Pustaka
Bahasa Indonesia
Bab
Pengaturan

Bab 6 Menepuk Punggungnya

Gaelyn hanya tersenyum tipis, tidak terpengaruh dengan perkataan mereka. Setelah mereka pergi. Gadis yang tadi ditindas menghela napas lega, tapi tetap terlihat gugup.

Gaelyn berbalik menatap gadis yang tadi mereka ganggu. "Kau baik-baik saja?"

Gadis itu mengangguk pelan meskipun masih terlihat gemetar. "Terima kasih."

Gaelyn tersenyum kecil, "Jangan biarkan mereka memperlakukanmu seperti itu lagi. Kalau mereka mengganggumu lagi, laporkan saja pada guru."

Gadis itu mengangguk lagi meskipun terlihat terpaksa. "Baik."

Gaelyn tersenyum tipis. Dia tahu gadis itu tidak akan berani melaporkan apa yang sedang terjadi padanya.

Gadis itu mengulurkan tangan. "Namaku Elara." Dia memperkenalkan diri dengan suara yang terdengar pelan. "Kau baru di sini?
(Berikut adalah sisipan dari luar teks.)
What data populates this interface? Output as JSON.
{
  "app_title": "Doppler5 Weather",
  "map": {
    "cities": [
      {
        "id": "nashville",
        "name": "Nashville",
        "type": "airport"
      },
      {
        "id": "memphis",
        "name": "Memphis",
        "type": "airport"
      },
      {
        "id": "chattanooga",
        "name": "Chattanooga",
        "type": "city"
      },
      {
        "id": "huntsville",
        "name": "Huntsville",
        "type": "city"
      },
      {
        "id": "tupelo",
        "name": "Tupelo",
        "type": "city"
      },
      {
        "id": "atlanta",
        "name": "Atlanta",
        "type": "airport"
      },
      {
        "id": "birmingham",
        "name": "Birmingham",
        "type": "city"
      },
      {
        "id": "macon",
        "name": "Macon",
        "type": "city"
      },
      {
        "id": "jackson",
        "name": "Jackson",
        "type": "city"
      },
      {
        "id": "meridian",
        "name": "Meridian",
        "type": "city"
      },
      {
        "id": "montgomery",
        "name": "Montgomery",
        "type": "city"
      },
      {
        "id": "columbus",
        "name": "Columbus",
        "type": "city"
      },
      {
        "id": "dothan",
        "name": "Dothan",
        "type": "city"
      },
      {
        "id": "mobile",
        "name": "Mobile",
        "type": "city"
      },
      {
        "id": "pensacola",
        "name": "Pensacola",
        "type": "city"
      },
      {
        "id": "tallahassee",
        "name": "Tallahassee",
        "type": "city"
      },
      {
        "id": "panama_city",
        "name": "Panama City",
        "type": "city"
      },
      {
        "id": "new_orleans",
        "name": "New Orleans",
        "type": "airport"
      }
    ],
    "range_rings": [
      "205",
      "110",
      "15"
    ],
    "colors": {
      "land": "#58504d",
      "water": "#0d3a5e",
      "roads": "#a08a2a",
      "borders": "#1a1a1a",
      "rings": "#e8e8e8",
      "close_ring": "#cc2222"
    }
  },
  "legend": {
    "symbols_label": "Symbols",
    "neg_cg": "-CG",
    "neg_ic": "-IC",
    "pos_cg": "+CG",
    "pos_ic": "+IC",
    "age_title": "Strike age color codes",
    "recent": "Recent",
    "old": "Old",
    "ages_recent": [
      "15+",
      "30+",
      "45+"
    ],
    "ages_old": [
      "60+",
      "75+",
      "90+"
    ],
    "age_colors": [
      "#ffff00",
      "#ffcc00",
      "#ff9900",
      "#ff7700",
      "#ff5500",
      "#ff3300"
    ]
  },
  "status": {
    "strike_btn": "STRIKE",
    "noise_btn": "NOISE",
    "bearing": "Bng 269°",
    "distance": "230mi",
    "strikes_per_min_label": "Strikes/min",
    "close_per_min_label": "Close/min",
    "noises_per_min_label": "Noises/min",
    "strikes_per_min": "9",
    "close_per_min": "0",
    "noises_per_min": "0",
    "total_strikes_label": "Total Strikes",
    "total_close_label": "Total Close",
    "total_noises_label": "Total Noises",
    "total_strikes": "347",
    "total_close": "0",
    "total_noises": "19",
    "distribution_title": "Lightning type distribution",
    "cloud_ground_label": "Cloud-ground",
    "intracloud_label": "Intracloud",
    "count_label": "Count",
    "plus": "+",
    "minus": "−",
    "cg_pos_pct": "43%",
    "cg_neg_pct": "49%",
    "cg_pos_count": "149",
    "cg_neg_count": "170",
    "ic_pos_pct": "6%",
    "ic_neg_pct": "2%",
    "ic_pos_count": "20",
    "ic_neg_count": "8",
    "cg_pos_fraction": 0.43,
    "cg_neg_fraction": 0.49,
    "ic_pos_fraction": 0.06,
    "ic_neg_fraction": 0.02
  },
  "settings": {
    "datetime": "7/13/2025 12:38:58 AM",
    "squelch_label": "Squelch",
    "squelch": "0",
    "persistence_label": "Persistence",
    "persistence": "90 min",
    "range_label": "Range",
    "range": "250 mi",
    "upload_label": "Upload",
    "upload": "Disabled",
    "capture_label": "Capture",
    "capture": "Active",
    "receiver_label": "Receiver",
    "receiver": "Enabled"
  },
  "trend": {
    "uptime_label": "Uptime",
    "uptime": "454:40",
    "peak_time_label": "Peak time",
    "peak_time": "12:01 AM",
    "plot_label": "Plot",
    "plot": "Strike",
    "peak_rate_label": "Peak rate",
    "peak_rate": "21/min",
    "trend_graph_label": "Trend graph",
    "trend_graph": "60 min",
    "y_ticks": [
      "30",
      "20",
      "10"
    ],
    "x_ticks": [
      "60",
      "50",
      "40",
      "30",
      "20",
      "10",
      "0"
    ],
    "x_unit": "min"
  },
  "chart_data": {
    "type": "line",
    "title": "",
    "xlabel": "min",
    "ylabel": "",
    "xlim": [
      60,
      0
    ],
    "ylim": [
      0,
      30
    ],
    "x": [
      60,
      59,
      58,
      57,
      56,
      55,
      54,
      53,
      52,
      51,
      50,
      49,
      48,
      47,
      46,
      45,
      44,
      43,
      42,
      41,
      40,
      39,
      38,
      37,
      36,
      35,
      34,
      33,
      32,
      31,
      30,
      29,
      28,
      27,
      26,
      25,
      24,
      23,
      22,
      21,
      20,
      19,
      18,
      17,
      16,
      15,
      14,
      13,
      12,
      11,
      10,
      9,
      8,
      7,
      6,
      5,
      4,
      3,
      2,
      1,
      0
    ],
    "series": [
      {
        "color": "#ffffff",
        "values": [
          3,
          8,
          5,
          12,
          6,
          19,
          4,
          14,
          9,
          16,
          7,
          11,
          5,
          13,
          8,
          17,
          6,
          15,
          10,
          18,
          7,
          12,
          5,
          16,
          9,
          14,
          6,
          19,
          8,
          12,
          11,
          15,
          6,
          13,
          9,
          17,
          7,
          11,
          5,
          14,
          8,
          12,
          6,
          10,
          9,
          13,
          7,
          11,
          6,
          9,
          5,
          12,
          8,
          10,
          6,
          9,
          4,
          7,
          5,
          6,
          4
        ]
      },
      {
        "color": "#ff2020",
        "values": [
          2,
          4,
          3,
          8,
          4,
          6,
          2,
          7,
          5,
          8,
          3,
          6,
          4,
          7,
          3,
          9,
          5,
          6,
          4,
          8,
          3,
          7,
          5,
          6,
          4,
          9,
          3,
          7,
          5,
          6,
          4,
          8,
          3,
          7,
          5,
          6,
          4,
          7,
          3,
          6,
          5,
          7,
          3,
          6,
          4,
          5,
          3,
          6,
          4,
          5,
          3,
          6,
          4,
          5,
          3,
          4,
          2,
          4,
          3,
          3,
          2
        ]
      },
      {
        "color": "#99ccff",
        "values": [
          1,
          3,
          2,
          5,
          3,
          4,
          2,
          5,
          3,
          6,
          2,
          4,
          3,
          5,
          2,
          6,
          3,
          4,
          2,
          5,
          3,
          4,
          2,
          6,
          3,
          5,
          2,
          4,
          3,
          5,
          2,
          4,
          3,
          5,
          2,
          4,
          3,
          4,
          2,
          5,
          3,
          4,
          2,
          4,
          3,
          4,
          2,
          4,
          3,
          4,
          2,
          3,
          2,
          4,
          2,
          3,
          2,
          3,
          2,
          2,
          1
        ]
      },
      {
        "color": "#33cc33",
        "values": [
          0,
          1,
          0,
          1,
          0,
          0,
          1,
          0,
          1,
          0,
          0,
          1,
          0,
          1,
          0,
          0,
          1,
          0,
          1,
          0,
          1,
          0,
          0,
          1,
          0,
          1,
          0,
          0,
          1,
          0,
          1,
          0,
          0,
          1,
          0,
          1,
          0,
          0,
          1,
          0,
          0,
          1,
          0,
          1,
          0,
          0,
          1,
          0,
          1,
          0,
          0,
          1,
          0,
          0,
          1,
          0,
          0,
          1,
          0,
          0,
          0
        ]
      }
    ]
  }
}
Aku belum pernah melihatmu sebelumnya."

"Gaelyn." Gaelyn membalas uluran tangannya. "Ya, aku baru pindah ke sini hari ini."

Elara tersenyum meski samar. "Terima kasih sekali lagi. Mereka sering mengganggu siswa yang lebih lemah, terutama kalau nilai kami lebih baik dari mereka."

"Kalau begitu, jangan takut untuk melawan." Gaelyn melepaskan jabatannya. "Mereka hanya berani karena mereka tahu kau takut. Kalau kau tunjukkan pada mereka bahwa kau tak akan membiarkan mereka menginjakmu, mereka pasti akan mundur."

Elara hanya diam tanpa kata. Dia tidak cukup keberanian untuk melawan mereka.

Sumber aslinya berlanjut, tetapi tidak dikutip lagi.